Commanders and leaders
- Quintus Servilius Priscus Structus Fidenas Postumus Aebutius Helva Cornicen: Unknown

= Capture of Fidenae (435 BC) =

Battle between the Fidenates and Rome

The Capture of Fidenae was a battle fought in 435 BC between the Fidenates and the Roman Republic under dictator Quintus Servilius Priscus Structus Fidenas.

== Background ==
Following an incident earlier in 435 BC in which Fidenates entered Roman territory and ravaged it, Priscus was appointed dictator for the year by the Senate. Priscus chose former consul Postumus Aebutius Helva Cornicen to join him as his magister equitum.

==Battle==
Priscus ordered that all men strong enough to bear arms were to muster at the Porta Collina. From there they marched north in the direction of Fidenae. They first engaged the Fidenates past Fidenae near Nomentum, and the Fidenates were driven southwards back into Fidenae. Priscus built circumvallation around the town. Because of the town's elevation and its bountiful resources and supplies, Priscus decided not to lay siege or charge into the city. He instead decided to exploit the natural fortifications on the opposite side of town in order to enter it.

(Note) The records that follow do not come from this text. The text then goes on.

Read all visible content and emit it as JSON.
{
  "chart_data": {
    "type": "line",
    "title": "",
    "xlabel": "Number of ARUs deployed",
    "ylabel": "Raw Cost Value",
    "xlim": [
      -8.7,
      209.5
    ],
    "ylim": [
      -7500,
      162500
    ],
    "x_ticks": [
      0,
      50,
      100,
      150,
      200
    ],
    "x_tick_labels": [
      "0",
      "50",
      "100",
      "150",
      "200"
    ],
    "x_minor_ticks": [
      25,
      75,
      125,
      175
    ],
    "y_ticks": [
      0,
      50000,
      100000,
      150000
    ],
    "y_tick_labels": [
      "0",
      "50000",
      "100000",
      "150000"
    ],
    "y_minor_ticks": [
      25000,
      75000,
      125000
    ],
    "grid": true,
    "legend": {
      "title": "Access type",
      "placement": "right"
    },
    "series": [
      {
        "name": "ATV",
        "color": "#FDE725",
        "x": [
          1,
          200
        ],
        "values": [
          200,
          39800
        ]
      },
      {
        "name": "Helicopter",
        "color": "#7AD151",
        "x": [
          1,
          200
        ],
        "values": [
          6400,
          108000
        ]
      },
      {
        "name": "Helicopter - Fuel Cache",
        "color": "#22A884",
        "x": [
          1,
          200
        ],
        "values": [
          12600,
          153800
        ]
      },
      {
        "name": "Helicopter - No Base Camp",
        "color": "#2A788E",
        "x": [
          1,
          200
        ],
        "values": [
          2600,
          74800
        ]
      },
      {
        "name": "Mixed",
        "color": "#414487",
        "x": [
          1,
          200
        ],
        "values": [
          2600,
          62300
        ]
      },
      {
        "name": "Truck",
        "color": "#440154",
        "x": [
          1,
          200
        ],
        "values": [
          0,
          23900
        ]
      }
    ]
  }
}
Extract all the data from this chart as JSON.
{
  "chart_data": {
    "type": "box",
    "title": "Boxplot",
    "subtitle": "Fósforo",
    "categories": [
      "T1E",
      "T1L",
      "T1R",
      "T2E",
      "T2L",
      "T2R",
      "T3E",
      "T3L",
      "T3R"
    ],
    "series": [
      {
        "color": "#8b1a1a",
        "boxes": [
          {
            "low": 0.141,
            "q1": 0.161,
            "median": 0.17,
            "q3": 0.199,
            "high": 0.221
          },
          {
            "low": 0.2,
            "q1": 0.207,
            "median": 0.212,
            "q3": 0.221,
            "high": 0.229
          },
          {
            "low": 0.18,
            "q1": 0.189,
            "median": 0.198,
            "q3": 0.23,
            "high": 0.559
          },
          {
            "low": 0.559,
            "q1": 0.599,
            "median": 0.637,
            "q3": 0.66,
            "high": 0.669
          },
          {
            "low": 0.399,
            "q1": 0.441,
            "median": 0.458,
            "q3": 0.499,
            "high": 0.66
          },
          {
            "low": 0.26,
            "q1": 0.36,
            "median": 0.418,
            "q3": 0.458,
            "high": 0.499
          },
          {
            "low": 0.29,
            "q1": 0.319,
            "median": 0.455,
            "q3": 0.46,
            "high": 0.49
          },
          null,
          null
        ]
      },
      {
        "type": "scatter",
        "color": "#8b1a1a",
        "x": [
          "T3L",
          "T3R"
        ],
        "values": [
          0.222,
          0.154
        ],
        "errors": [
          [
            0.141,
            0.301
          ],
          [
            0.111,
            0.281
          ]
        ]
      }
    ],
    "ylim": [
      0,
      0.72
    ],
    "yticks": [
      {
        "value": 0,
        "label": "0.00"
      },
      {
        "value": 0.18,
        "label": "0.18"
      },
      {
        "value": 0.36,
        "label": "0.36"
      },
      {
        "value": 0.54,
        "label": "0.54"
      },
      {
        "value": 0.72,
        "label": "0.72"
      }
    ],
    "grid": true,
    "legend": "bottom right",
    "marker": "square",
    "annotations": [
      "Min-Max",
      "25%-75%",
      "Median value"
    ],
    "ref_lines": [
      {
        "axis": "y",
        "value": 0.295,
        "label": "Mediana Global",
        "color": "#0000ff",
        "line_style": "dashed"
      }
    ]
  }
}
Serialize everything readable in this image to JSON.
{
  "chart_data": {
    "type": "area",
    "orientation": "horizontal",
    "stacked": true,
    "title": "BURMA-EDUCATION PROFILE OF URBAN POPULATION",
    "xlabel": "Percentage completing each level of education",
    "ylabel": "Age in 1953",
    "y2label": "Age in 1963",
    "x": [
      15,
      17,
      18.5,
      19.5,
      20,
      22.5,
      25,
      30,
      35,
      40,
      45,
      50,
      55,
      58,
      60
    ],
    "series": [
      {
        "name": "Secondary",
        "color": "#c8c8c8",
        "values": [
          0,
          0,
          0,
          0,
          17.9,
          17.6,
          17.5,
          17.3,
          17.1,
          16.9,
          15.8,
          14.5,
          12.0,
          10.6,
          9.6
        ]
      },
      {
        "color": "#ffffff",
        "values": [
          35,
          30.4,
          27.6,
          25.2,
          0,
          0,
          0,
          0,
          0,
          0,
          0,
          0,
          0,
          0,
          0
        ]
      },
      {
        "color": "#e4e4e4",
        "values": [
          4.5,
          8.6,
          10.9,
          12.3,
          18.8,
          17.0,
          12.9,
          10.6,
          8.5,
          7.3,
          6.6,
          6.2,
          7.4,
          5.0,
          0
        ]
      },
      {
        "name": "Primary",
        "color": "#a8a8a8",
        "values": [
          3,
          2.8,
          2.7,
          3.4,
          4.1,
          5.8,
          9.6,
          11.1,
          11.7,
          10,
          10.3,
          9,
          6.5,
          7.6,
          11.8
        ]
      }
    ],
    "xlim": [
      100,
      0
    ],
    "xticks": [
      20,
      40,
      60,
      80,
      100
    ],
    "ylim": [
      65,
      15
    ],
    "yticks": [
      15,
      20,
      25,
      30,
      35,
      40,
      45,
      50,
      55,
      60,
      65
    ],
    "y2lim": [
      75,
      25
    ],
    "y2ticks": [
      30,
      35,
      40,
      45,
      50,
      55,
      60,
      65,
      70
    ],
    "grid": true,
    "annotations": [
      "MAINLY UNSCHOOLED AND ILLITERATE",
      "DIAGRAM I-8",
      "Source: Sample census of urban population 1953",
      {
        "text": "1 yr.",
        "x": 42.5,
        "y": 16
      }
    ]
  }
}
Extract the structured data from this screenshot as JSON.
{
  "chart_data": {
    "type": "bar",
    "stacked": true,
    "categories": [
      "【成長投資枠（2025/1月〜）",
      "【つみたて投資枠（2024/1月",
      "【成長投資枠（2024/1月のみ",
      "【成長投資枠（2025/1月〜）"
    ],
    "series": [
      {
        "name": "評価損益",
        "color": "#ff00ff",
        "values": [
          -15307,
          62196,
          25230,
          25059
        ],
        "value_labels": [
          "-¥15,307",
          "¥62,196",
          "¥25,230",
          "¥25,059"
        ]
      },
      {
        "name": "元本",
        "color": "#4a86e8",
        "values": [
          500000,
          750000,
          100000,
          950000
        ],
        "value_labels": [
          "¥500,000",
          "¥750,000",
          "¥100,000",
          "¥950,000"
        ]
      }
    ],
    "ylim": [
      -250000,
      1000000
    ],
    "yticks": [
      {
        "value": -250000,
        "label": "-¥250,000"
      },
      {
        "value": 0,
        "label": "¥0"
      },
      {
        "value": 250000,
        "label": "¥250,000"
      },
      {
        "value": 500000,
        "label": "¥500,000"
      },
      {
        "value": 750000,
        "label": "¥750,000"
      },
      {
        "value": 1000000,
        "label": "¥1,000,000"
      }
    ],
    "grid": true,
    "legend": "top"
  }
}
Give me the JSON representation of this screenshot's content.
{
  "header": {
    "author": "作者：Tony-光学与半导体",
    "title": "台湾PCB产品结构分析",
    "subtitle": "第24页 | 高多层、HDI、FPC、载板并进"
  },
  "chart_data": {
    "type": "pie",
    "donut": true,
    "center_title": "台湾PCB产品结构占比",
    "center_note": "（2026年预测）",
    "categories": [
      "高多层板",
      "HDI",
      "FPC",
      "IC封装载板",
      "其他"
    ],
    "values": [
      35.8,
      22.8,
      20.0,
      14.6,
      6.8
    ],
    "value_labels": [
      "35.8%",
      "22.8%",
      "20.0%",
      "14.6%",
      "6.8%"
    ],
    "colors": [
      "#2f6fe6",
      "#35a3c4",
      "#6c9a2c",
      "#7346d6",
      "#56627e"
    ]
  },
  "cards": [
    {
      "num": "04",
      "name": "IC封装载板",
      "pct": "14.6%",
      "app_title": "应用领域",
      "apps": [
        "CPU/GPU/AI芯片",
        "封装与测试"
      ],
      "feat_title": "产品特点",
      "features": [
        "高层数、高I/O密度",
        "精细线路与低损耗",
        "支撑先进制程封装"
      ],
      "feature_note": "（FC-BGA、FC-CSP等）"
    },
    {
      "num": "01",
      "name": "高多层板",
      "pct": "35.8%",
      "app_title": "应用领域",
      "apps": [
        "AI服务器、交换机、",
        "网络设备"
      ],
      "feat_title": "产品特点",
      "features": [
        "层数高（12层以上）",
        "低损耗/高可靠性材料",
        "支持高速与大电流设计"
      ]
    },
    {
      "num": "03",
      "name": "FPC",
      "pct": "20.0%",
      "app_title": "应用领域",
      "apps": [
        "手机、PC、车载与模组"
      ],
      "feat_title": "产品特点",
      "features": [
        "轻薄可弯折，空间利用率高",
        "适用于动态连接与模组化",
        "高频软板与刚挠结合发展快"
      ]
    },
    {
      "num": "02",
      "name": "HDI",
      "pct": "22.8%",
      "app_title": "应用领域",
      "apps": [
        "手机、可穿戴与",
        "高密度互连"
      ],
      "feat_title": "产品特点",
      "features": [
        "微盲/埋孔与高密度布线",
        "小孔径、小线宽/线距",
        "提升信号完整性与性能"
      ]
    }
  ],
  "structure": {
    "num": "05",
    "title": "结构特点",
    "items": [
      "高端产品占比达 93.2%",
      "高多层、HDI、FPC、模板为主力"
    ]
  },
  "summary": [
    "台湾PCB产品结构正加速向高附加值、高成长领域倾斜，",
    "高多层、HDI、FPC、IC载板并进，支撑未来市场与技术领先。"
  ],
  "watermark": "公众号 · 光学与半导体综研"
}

He divided his army in such a way that certain groups would be able to constantly attack the walls of the town while another would be able to work on tunnelling through the hill. When the hill was finally tunnelled through, the Romans entered the town, taking the Fidenates, who had been preoccupied with the attackers at the walls, by surprise.

==Aftermath==
Priscus was given the cognomen "Fidenas" because of his victory.